We find love in different theaters of life; sometimes in groups that rise early in the morning to be together, to breathe deeply of the oneness surrounding us, to close eyes and be at home, to raise voices in song that lifts us up. There are rituals associated with Sadhana like Prasad, receiving with open hands the sweetness of love. They say that when Kabir was a boy, his mother used to give him a cookie when he finished his meditation. We must still be that little boy or girl who wants their cookie after meditating for we hold out our cupped hands in anticipation. It feels good.
Where there is love there is life.
I am trying to be just who I am. Against all the probabilities and obstacles lined up in front of me, I choose to be happy. There are things I want to believe in; consciousness, which I have found here and there and everywhere, sometimes high up in the clouds or down low as I measure each of my steps in life, has softly whispered to me that they are worth it. These things that are so important center around one basic idea: we are all created equal and, therefore, should have the same basic opportunities to become learned, caring and loving individuals. And I would like to think that all of our children would have teachers that open their minds to life and what is hidden there behind the doors of knowledge. That these same teachers would be free of bias and bigotry and any other form of narrow thinking. That my child or grandchild would be given, anywhere in the world, the opportunity to nurture an inquisitive and creative mind. And if I controlled the world and made all or most of the decisions that affected our lives, I’d place my faith in the children. And then I’d dedicate my resources – all or most of them – to achieve that purpose.
What happened to us as we grew into adulthood, settled into the routines of life, trying to meet our responsibilities? Countless were life’s lessons along the way and all the time we were just searching for something that was invisible to the eye. We followed one road after another and it was natural as there was, unknowingly, so much to learn. It may even have been hard to not fall into despair when love and happiness seemed the furthest thing from what we were living at the time. Given our choices at the time it was perhaps impossible to take another road, to choose differently. We were subject to our past, our education and even our cultural exposure. There was much waiting for us, waiting to discover at some later time in life.
The best thing to hold onto in life is each other.
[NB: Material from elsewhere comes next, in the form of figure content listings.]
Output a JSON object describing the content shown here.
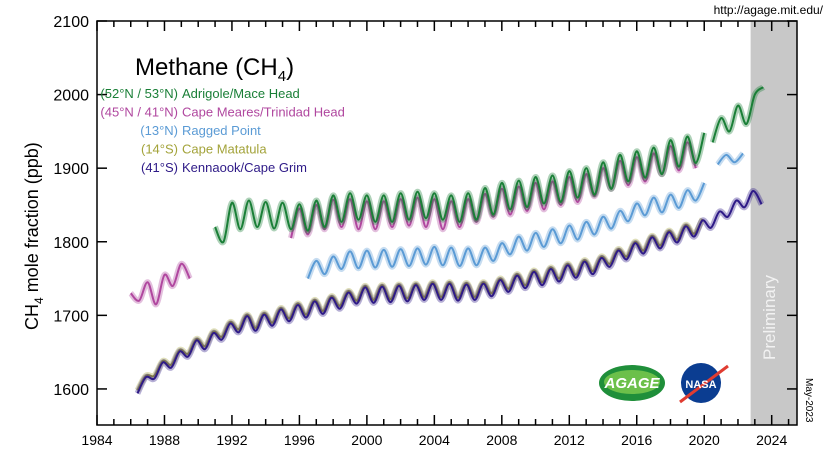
{
  "source_url": "http://agage.mit.edu/",
  "date_stamp": "May-2023",
  "preliminary_label": "Preliminary",
  "logos": {
    "agage": "AGAGE",
    "nasa": "NASA"
  },
  "chart_data": {
    "type": "line",
    "title": "Methane (CH",
    "title_sub": "4",
    "title_end": ")",
    "xlabel": "",
    "ylabel_main": "CH",
    "ylabel_sub": "4",
    "ylabel_end": " mole fraction (ppb)",
    "xlim": [
      1984,
      2025.5
    ],
    "ylim": [
      1551,
      2100
    ],
    "xticks": [
      1984,
      1988,
      1992,
      1996,
      2000,
      2004,
      2008,
      2012,
      2016,
      2020,
      2024
    ],
    "yticks": [
      1600,
      1700,
      1800,
      1900,
      2000,
      2100
    ],
    "preliminary_from": 2022.75,
    "legend": [
      {
        "lat": "(52°N / 53°N)",
        "name": "Adrigole/Mace Head",
        "color": "#1a7f37"
      },
      {
        "lat": "(45°N / 41°N)",
        "name": "Cape Meares/Trinidad Head",
        "color": "#b0479f"
      },
      {
        "lat": "(13°N)",
        "name": "Ragged Point",
        "color": "#5b9bd5"
      },
      {
        "lat": "(14°S)",
        "name": "Cape Matatula",
        "color": "#a3a33a"
      },
      {
        "lat": "(41°S)",
        "name": "Kennaook/Cape Grim",
        "color": "#2e1a87"
      }
    ],
    "series": [
      {
        "name": "Cape Meares/Trinidad Head",
        "color": "#b0479f",
        "step": 0.5,
        "segments": [
          {
            "start": 1986.0,
            "values": [
              1730,
              1720,
              1745,
              1715,
              1755,
              1740,
              1770,
              1750
            ]
          },
          {
            "start": 1995.5,
            "values": [
              1805,
              1845,
              1810,
              1850,
              1817,
              1857,
              1820,
              1858,
              1817,
              1855,
              1817,
              1855,
              1820,
              1858,
              1822,
              1860,
              1820,
              1858,
              1817,
              1855,
              1820,
              1858,
              1827,
              1865,
              1834,
              1872,
              1837,
              1875,
              1842,
              1880,
              1844,
              1882,
              1850,
              1888,
              1854,
              1892,
              1862,
              1900,
              1872,
              1910,
              1877,
              1915,
              1882,
              1920,
              1892,
              1930,
              1897,
              1935,
              1900
            ]
          }
        ]
      },
      {
        "name": "Adrigole/Mace Head",
        "color": "#1a7f37",
        "step": 0.5,
        "segments": [
          {
            "start": 1991.0,
            "values": [
              1820,
              1800,
              1853,
              1817,
              1856,
              1820,
              1854,
              1818,
              1853,
              1817,
              1851,
              1815,
              1856,
              1820,
              1863,
              1827,
              1866,
              1830,
              1863,
              1827,
              1863,
              1827,
              1866,
              1830,
              1868,
              1832,
              1866,
              1830,
              1863,
              1827,
              1866,
              1830,
              1873,
              1837,
              1880,
              1844,
              1883,
              1847,
              1888,
              1852,
              1890,
              1854,
              1896,
              1860,
              1900,
              1864,
              1908,
              1872,
              1918,
              1882,
              1923,
              1887,
              1928,
              1892,
              1938,
              1902,
              1943,
              1907,
              1948
            ]
          },
          {
            "start": 2020.5,
            "values": [
              1935,
              1968,
              1950,
              1985,
              1960,
              2000,
              2010
            ]
          }
        ]
      },
      {
        "name": "Ragged Point",
        "color": "#5b9bd5",
        "step": 0.5,
        "segments": [
          {
            "start": 1996.5,
            "values": [
              1750,
              1774,
              1756,
              1780,
              1763,
              1787,
              1764,
              1788,
              1765,
              1789,
              1766,
              1790,
              1767,
              1791,
              1769,
              1793,
              1768,
              1792,
              1767,
              1791,
              1768,
              1792,
              1774,
              1798,
              1783,
              1807,
              1788,
              1812,
              1793,
              1817,
              1798,
              1822,
              1803,
              1827,
              1810,
              1834,
              1818,
              1842,
              1828,
              1852,
              1836,
              1860,
              1840,
              1864,
              1846,
              1870,
              1856,
              1880
            ]
          },
          {
            "start": 2020.8,
            "values": [
              1905,
              1918,
              1908,
              1920
            ]
          }
        ]
      },
      {
        "name": "Cape Matatula",
        "color": "#a3a33a",
        "step": 0.5,
        "segments": [
          {
            "start": 1986.4,
            "values": [
              1598,
              1618,
              1618,
              1638,
              1633,
              1653,
              1648,
              1668,
              1658,
              1678,
              1671,
              1691,
              1681,
              1701,
              1683,
              1703,
              1690,
              1710,
              1696,
              1716,
              1701,
              1721,
              1706,
              1726,
              1713,
              1733,
              1720,
              1740,
              1721,
              1741,
              1722,
              1742,
              1723,
              1743,
              1725,
              1745,
              1725,
              1745,
              1724,
              1744,
              1725,
              1745,
              1730,
              1750,
              1736,
              1756,
              1741,
              1761,
              1745,
              1765,
              1750,
              1770,
              1755,
              1775,
              1760,
              1780,
              1770,
              1790,
              1780,
              1800,
              1788,
              1808,
              1795,
              1815,
              1803,
              1823,
              1811,
              1831
            ]
          }
        ]
      },
      {
        "name": "Kennaook/Cape Grim",
        "color": "#2e1a87",
        "step": 0.5,
        "segments": [
          {
            "start": 1986.4,
            "values": [
              1594,
              1616,
              1614,
              1636,
              1629,
              1651,
              1644,
              1666,
              1654,
              1676,
              1667,
              1689,
              1677,
              1699,
              1679,
              1701,
              1686,
              1708,
              1692,
              1714,
              1697,
              1719,
              1702,
              1724,
              1709,
              1731,
              1716,
              1738,
              1717,
              1739,
              1718,
              1740,
              1719,
              1741,
              1721,
              1743,
              1721,
              1743,
              1720,
              1742,
              1721,
              1743,
              1726,
              1748,
              1732,
              1754,
              1737,
              1759,
              1741,
              1763,
              1746,
              1768,
              1751,
              1773,
              1756,
              1778,
              1766,
              1788,
              1776,
              1798,
              1784,
              1806,
              1791,
              1813,
              1799,
              1821,
              1807,
              1829,
              1819,
              1841,
              1834,
              1856,
              1847,
              1869,
              1851
            ]
          }
        ]
      }
    ]
  }
}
I was fortunate, and even though my own education was faulty or lacking in many aspects and the fact that like so many, I came from a broken home, which in a way means broken hope, I found someone who could lead me down a different road. His name was Harbhajan Singh Puri, commonly called and known today as Yogi Bhajan. He wasn’t the saint that many went to India to find but rather a deeply religious, intuitive and caring human being. Yes, that is what I think of him. There was only one message uttered from his lips, you have to find your soul, that which lies deep within you. Some call it the heart, others the intuitive self, and others like Gandhi that which connects us to everyone on this earth. To find the soul or Atman was to know how to act backed by a sense of peace and a sense of well-being. Everyone could do it – that is find their soul – but only you alone could do it. You had to do the work yourself just as Kabir said.
When the guest is being searched for, it is the intensity of the longing for the Guest that does all the work. Look at me, and you will see a slave of that intensity
How were you supposed to find your Atman? You had to learn to breathe deeply and you had to feel what happened to you when you brought more Prana into your being. Prana was that mystical force that the Yogis talked about, something that was the building block of life and behind the creation of living cells in the body. Prana that mysterious ingredient created by someone who knew, that came floating in on the wind of the breath, carried by oxygen and forming what life needed to sustain itself. The teacher said you could notice the difference inside of you if you practiced, and the idea was so intoxicating to many of us that we started practicing yoga all those years ago.
I have decided to stick with love. Hate is too great a burden to bear.
Martin Luther King, Jr.
I know of no other richness than his teachings, those that are found within this practice of Kundalini Yoga. It has sustained me and many of you who are here today. And the beautiful thing about it is what we learn from the simple act of closing our eyes and breathing deeply – we want to keep going on this path of self-discovery. Our learning is never complete and that, in itself, is so rewarding. We continue to search for meaning in our lives eventually understanding that it is us who give meaning to our lives. We become determined to extract the last vestiges of old thinking and narrow perspectives. We want to learn to listen more closely, to be more attentive to the needs of others and to offer hope and consideration as a reply. We are ever so observant that when anger or hatred raises its ugly head inside of us we can say, “…not here, please not here. I don’t want you here anymore.” And in the end, our only reason for being is to love, to develop a loving attitude towards the world. It may not solve all the problems, but it is a step in the right direction.